Are invasive species invasive everywhere?

I whiffed on my question about zebra mussels. Here’s another version. Some species seem to be so hardy that they elbow out other species and easily win the competition for resources. I think that would be my understanding of an invasive species, particularly if it is introduced into a relatively established ecosystem. Do these species have similar characteristics elsewhere? Where they’re native, for example? Are they only invasive in the context? Or do they tend to take over niches everywhere they occur? If not, what keeps them in check?

Piggy-backing the OP: Cane Toads in Australia would be a good example of an invasive species I suppose. What is their situation in their native environment?

The number of checks on species in their native environment are many. An invasive species must have multiple and massive predation on it in its native ecosystem. In general, species will produce enough offspring to ensure survival for another generation – if they produce too few offspring for conditions, the species goes extinct, if they produce too many it is a waste of resources.

I do not know specifically what eats zebra mussel larvae, or adult zebra mussels, or if introducing a zebra mussel predator into compromised ecosystems would cause more damage (since the natural checks on the predator are also missing). Remember what happened on Guam when they brough in snakes to “control” the rat population.

If an invasive species were an invasive species everywhere, then it would already be everywhere and would have nowhere to be invasive to. Species must inevitably reach some equilibrium state with their habitat, at which point they are no longer invasive.

In the realm of plants, “exotic invasive” species are not invasive everywhere, largely because of climate. If it’s too cold the plant is killed off or dramatically weakened in winter. Too much heat can keep it in check or kill it as well.

In the case of kudzu, what keeps it in check where it’s native?

Weather as well as insects.

And grazing animals–it’s edible.

And zebra mussels? And garlic mustard? Or purple loosestrife? Where do they grow - in balance with their surroundings?

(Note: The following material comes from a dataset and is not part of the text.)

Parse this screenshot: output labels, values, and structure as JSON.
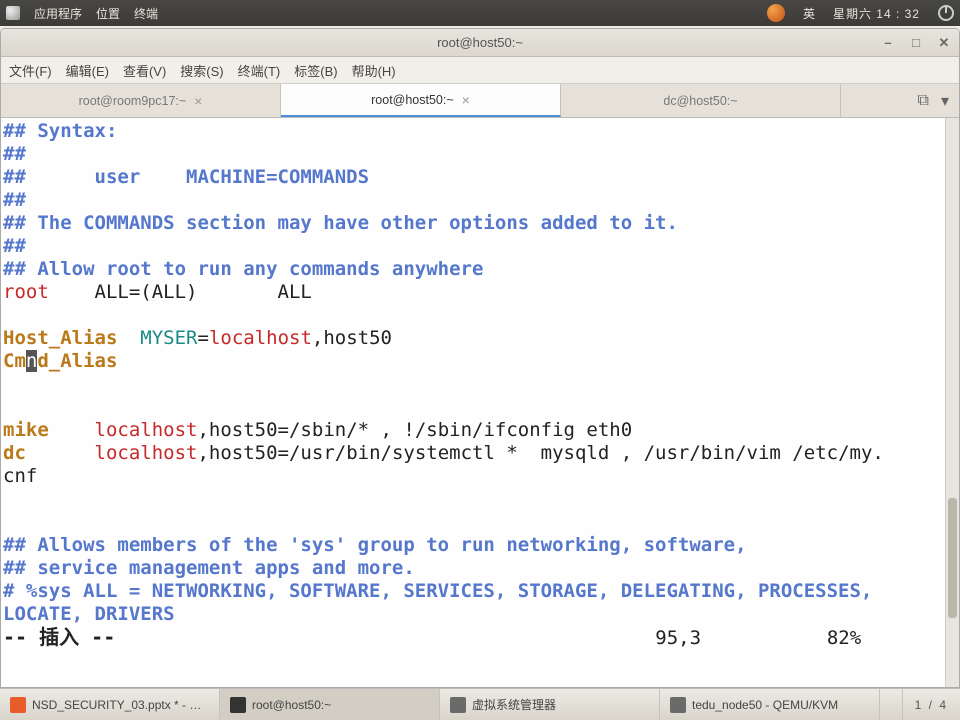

Right. They grow in balance in their surroundings, where they’re native.

That’s really my question. What type of ecosystem is their natural habitat? They appear to be invasive just about everywhere they occur.

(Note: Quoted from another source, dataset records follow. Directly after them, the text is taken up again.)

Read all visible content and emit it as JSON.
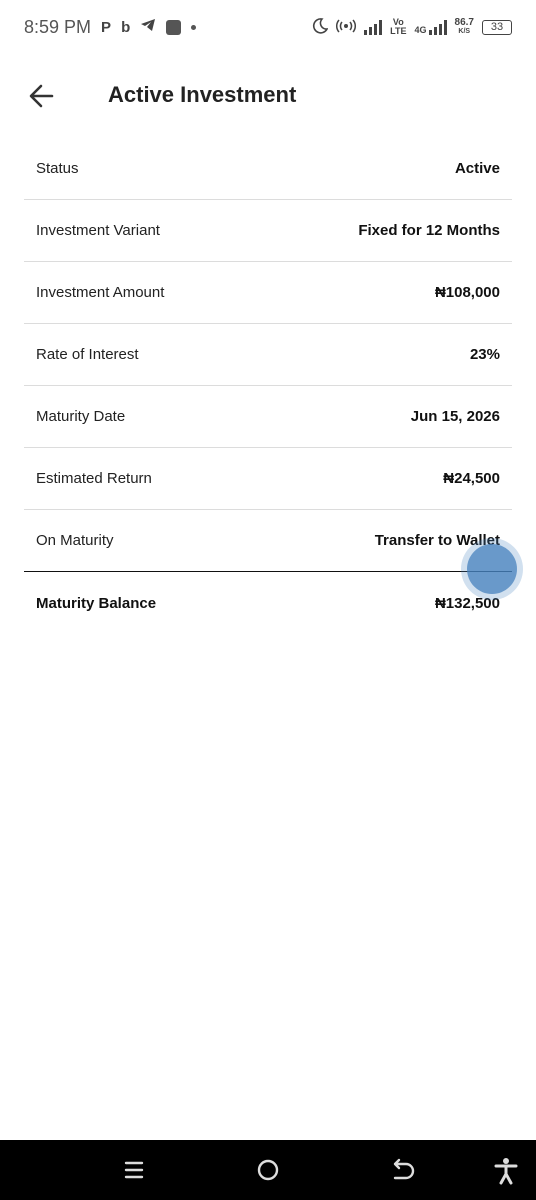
{
  "status_bar": {
    "time": "8:59 PM",
    "icons": [
      "p-icon",
      "b-icon",
      "telegram-icon",
      "app-square-icon",
      "dot-icon",
      "moon-icon",
      "hotspot-icon",
      "signal-icon",
      "volte-icon",
      "4g-signal-icon",
      "battery-icon"
    ],
    "volte_top": "Vo",
    "volte_bottom": "LTE",
    "network_type": "4G",
    "speed_value": "86.7",
    "speed_unit": "K/S",
    "battery": "33"
  },
  "header": {
    "title": "Active Investment"
  },
  "details": [
    {
      "label": "Status",
      "value": "Active"
    },
    {
      "label": "Investment Variant",
      "value": "Fixed for 12 Months"
    },
    {
      "label": "Investment Amount",
      "value": "₦108,000"
    },
    {
      "label": "Rate of Interest",
      "value": "23%"
    },
    {
      "label": "Maturity Date",
      "value": "Jun 15, 2026"
    },
    {
      "label": "Estimated Return",
      "value": "₦24,500"
    },
    {
      "label": "On Maturity",
      "value": "Transfer to Wallet"
    }
  ],
  "total": {
    "label": "Maturity Balance",
    "value": "₦132,500"
  },
  "nav_bar": {
    "icons": [
      "recents-icon",
      "home-icon",
      "back-nav-icon",
      "accessibility-icon"
    ]
  },
  "colors": {
    "background": "#ffffff",
    "text": "#111111",
    "divider": "#dcdcdc",
    "nav_bar": "#000000",
    "touch_indicator": "#4682be"
  }
}
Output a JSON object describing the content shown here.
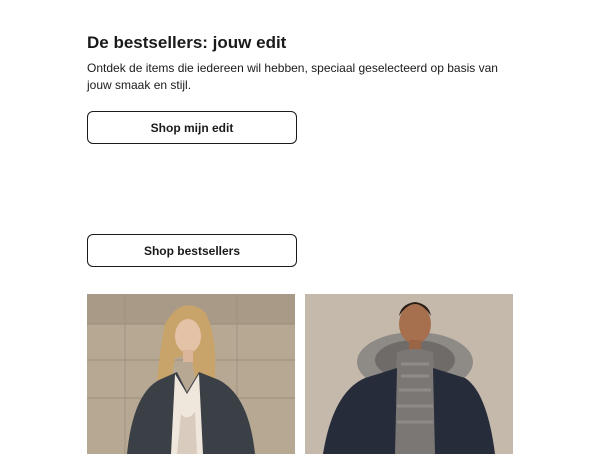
{
  "edit": {
    "title": "De bestsellers: jouw edit",
    "description": "Ontdek de items die iedereen wil hebben, speciaal geselecteerd op basis van jouw smaak en stijl.",
    "button_label": "Shop mijn edit"
  },
  "bestsellers": {
    "button_label": "Shop bestsellers"
  },
  "products": [
    {
      "image": "woman-in-dark-wool-coat"
    },
    {
      "image": "man-in-navy-parka-with-fur-hood"
    }
  ],
  "colors": {
    "text": "#1a1a1a",
    "button_border": "#1a1a1a",
    "background": "#ffffff"
  }
}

Well, as my grandma would say, “If you look it up yourself, you’ll remember it better.” :wink: :smiley:

I’m pretty sure there are comprehensive Wiki articles on zebra mussels, kudzu, and any other invasive species you’d care to look up. That would give you a starting point for your research into their growth habits and native ecosystems.

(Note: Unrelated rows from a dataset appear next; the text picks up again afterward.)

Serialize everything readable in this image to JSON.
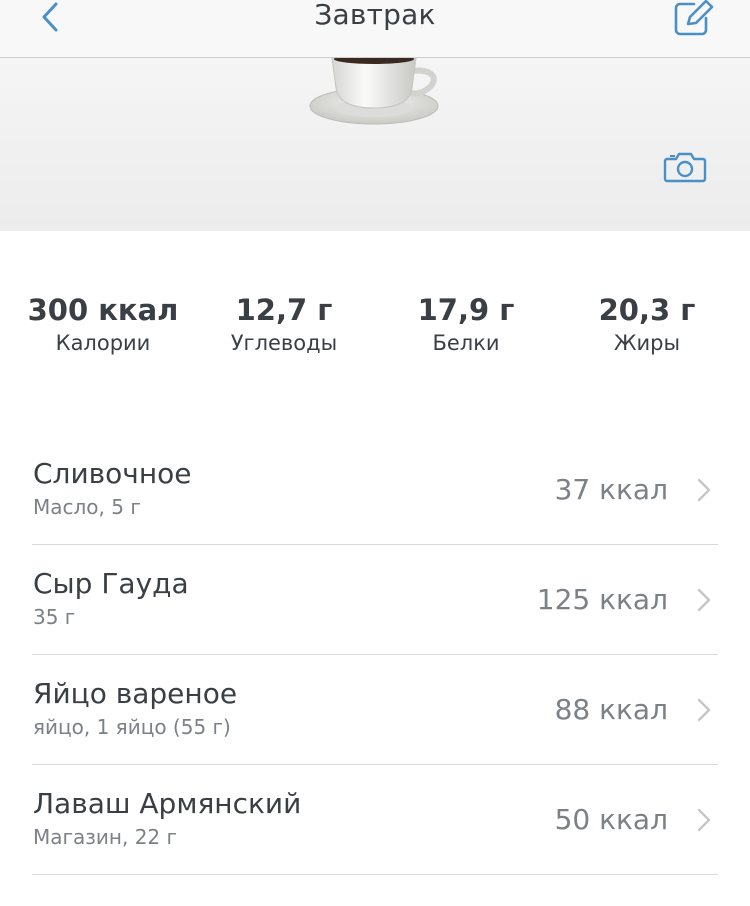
{
  "header": {
    "title": "Завтрак",
    "back_icon": "chevron-left-icon",
    "edit_icon": "edit-icon",
    "accent_color": "#4a90c8"
  },
  "hero": {
    "image": "coffee-cup",
    "camera_icon": "camera-icon"
  },
  "summary": [
    {
      "value": "300 ккал",
      "label": "Калории"
    },
    {
      "value": "12,7 г",
      "label": "Углеводы"
    },
    {
      "value": "17,9 г",
      "label": "Белки"
    },
    {
      "value": "20,3 г",
      "label": "Жиры"
    }
  ],
  "items": [
    {
      "name": "Сливочное",
      "detail": "Масло, 5 г",
      "kcal": "37 ккал"
    },
    {
      "name": "Сыр Гауда",
      "detail": "35 г",
      "kcal": "125 ккал"
    },
    {
      "name": "Яйцо вареное",
      "detail": "яйцо, 1 яйцо (55 г)",
      "kcal": "88 ккал"
    },
    {
      "name": "Лаваш Армянский",
      "detail": "Магазин, 22 г",
      "kcal": "50 ккал"
    }
  ]
}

…she said kindly, with no malice or snark intended. :slight_smile:

Evidently fire ants aren’t even noticed in their native environments in South America (according to a recent show I saw on Discovery Channel), and part of that is because there are flying insects that attack them. Some guy in Alabama introduced the insects and it’s proving to kill off the fire ant mounds around his lab.

They are native to Central and South America. They are common enough, but not a pest. There are a few animals that have figured out how to eat them here, like coati mundis, that flip them on their backs to avoid the toxic skin glands. They are a bit of a pest in Florida, where they are introduced.